You can read about this module here.

All business logic and high level functionality executes in the application tier. These servers are behind the front end servers and are not directly accessible via the internet. The servers expose functionality only via WCF services and might have dedicated storage or used global storage services depending on the application requirements. The application services leverage a set of shared platform services, including configuration, authentication libraries, etc.

Some examples of these web services could be commerce services, CRM services and financial services.

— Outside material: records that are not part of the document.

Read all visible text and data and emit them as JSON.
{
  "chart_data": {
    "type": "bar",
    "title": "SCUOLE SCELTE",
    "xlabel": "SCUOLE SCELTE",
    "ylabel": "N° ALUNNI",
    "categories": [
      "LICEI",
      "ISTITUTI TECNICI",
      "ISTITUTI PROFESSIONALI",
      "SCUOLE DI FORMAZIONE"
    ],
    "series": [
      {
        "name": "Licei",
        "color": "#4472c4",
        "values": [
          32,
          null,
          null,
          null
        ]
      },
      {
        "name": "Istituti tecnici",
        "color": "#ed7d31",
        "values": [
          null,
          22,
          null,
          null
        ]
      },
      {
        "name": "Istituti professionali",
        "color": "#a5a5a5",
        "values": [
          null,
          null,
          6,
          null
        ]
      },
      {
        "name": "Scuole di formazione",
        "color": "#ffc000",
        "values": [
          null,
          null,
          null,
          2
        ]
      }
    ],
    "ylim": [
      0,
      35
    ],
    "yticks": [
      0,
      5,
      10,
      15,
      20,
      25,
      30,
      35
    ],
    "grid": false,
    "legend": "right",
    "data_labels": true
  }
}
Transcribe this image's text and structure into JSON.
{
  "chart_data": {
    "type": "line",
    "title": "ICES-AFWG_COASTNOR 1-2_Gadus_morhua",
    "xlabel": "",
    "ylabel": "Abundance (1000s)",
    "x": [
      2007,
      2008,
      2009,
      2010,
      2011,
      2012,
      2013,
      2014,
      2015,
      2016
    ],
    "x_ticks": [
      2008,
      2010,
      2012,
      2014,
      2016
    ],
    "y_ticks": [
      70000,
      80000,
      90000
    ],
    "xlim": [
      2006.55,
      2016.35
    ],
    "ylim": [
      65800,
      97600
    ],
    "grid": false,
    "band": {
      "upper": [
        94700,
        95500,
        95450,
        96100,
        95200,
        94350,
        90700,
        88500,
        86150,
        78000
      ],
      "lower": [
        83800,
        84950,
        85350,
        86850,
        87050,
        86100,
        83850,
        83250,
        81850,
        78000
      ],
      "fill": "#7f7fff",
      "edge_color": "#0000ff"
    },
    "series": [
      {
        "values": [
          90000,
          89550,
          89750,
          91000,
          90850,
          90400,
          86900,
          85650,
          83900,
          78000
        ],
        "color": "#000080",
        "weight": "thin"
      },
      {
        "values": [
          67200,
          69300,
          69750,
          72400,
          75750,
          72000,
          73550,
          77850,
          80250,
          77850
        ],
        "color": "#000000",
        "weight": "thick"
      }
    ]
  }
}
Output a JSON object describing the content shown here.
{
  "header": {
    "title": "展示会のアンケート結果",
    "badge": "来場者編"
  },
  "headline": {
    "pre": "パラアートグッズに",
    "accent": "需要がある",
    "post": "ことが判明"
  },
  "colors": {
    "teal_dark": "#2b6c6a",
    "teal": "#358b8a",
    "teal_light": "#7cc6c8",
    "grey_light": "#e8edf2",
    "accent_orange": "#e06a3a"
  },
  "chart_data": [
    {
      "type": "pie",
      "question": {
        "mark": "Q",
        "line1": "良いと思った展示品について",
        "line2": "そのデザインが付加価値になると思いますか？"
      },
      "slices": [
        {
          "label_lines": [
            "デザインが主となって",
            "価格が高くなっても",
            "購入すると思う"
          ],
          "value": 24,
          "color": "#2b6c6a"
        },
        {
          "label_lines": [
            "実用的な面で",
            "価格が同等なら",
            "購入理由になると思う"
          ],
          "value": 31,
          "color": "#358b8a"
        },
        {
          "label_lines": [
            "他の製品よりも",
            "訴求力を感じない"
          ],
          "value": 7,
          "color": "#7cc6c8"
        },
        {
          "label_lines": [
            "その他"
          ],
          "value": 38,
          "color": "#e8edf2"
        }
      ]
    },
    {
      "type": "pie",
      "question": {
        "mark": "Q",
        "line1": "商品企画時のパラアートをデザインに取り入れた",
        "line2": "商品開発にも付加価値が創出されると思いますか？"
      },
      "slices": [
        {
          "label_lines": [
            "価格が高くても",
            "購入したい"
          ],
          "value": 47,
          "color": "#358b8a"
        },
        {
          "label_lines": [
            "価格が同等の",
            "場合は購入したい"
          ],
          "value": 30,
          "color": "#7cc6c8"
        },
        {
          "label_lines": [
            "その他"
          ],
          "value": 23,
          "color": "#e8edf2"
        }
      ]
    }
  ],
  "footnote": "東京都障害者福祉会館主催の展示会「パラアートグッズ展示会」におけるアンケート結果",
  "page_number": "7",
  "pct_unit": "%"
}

In a large deployment scenario it is possible to grant access to different product groups to specific application services. Because these services are isolated from the rest of the platform we can minimize and control the impact changes to a given application might have on the entire system. Also, because these servers aren’t accessible directly from the internet the exposed attack surface is reduced and a configuration mistakes on an application server are not likely to leave the platform open to external attacks.

In the application tier also run some core platform services, the most important are: The UI Application service, a SQL based semi-structured storage service, event tracking services and application catalog management service.

The purpose of this service is to assemble the presentation layer required for an application, page or UI component.  In order to achieve high performance and flexibility, the platform makes it possible to balance a pull (AJAX) model  as well as the more traditional push model where the HTML + Data is assembled at the server.

In a typical 3-tier web application the UI is created on the front-end by the aspx page. As we have mentioned, one of the problems in an environment where we host a large number of multi-tenant applications is that the aspx code base becomes unmanageable. Code deployment, versioning, localization and UI customization becomes very difficult and extremely expensive.

You can read more about a personalized gadget based UI here and a demo (silverlight 2 is required for the demo) here.

The purpose of this service is to allow customers and applications to store and retrieve simple XML documents. The service makes it possible for customers to define an XSD schema and then create documents based on this schema. The service handles dynamically handles changes to the schemas and provides simple ways to index and relate documents to build simple data models. This makes it possible to store things such as application configuration parameters, localization strings and custom entities such as blogs.

Although the word “productizable” does not exist, the concept is clear. We should consider building most of this platform in such way that could be converted and sold as a product. The reason is that many of our customers have to solve the exact same problems we have addressed. For many a hosted service might be a good way to try the technology, at some point, because of the level of customization required, the security restrictions or the integration with existing systems makes it necessary for the customer to host the platform on their own premises. By offering both, a hosted service and a product we give our customers a much broader range of possibilities. This isn’t a new idea; some of our products are already available in these two flavors.

The “scale independent” term refers to designing the components and the platform to scale from a single computer to large multi-cluster environments. There are many techniques to do this, adopting web services, working with loosely coupled components, pluggable storage concepts. There are limitations to this idea but in general it has huge benefits because it makes it possible for our customers to adopt/test a small set of functionality and easily reconfigure the system, without losing past investments to accommodate higher loads.